The night before she left Harriet came into her room and said timidly,—
"Betty, I sometimes wonder if you have told Mr. Emory the truth about myself—"
"Certainly not. Why should I tell Mr. Emory—or anyone else?"
"Well, he is so kind to me and we have become such friends, I thought perhaps you would think he ought to know."
"That is pure nonsense. Do you suppose I tell my friends everything I know? No friend is so close as to demand to know more than you choose to tell him."
"All right, honey; but I am always afraid he will see my finger-nails when he is helping me with my lessons—"
"He is very near-sighted; and I doubt if anyone would notice those faint blue marks unless they were looking for them."
"Of course they seem the most conspicuous things I've got, to me."
"Are you happy here, Harriet?" asked Betty, gently. Harriet nodded and looked at her benefactor with glowing eyes. "Oh, yes," she said. "Yes —yes. It is like heaven, in spite of the hard work they make me do. I'm right down afraid of that old Frenchman, and when Professor Morrow shuts his eyes and groans, 'Door—d-o-o-r, Miss Walker, not d-o-u-g- h,' I could cry. But I'm happy all the same, and I forgot that for a whole week."
"Well, forget it altogether. And remember to have a thin travelling dress and a lot of summer things made. And of all people do not confide in Jack Emory or Sally Carter—or any other Southerner."
Part II
Senator North, Miss Betty Madison, and several other Characters in this History go in search of a Mountain Lake and find an Ocean.
I
Betty never denied that she enjoyed her visit to California, despite the several thousand miles between the Atlantic and the Pacific coasts, and Senator North's rooted aversion to writing letters. She received exactly three brief epistles from him in almost as many months, but in one he said that he missed her even in the North, in another that Washington was not Washington without her, and in the third that he looked forward with pleasure to the cool Adirondacks and herself. And a woman can live on less than that. Betty read and re- read these simple and possibly perfunctory statements until they were weighted with love.
And although she visited all the wonders of the most wonderful State in the Union, and was deeply grateful to them, they never pushed the man from the forefront of her mind for a moment. The egoism of love reduces scenery to a setting and the splendours of sunset to a background. Betty thought of him by day and by night, in company and in solitude, but even the agony of longing to which her imagination sometimes rose contained no heartbreak.

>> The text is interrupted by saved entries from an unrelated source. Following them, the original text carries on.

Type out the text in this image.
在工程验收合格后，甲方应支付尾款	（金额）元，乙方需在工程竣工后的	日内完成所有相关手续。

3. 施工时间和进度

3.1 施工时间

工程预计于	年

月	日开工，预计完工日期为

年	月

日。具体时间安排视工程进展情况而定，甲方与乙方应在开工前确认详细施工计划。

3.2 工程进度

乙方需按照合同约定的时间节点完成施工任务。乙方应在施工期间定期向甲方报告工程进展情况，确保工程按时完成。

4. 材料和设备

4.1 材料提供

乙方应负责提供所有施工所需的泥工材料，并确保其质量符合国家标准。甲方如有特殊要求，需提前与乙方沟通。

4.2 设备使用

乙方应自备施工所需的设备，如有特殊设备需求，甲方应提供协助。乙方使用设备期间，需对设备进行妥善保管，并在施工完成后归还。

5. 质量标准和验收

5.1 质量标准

For the future was all over there, on the far side of the continent; its grave-clothes were deep under lavender and rosemary. To think of him was a luxury and a delight, and would remain so until Imagination had been pushed aside by the contradictory details of Reality. Sometimes she wept pleasurably, but she smiled oftener. And still, although she laid no reins on her imagination, she refused to look beyond the summer among the Adirondack pines, the frequent and more frequent hours at the close of busy days. If pressed, she would doubtless have answered that she must bow to Circumstance, but that in Thought he was wholly hers.
II
Betty reached her part of the Adirondacks late at night. There were two miles between the station and the house, and Jack Emory and Sally Carter came to meet her. They told her the recent news of the family as the horses toiled up the steep road cut through the dark and fragrant forest.
"Aunt is unusually well and seems to enjoy interminable talks with Major Carter," said Emory. "Harriet is very much improved; she holds herself regally and sometimes has a colour. She studied until the last minute, and even here is always at her books. I don't say she hasn't intervals of laziness," he added with a laugh, "but she always pulls up; and it is very creditable of her, for she is full of Southern indolence. She would like to lie in the sun all day and sleep, I am sure; although she won't admit it."
"Does she seem any happier? She had suffered too much privation to have become really happy before I left."
"I am sure she is—" Jack began, but Sally interrupted him.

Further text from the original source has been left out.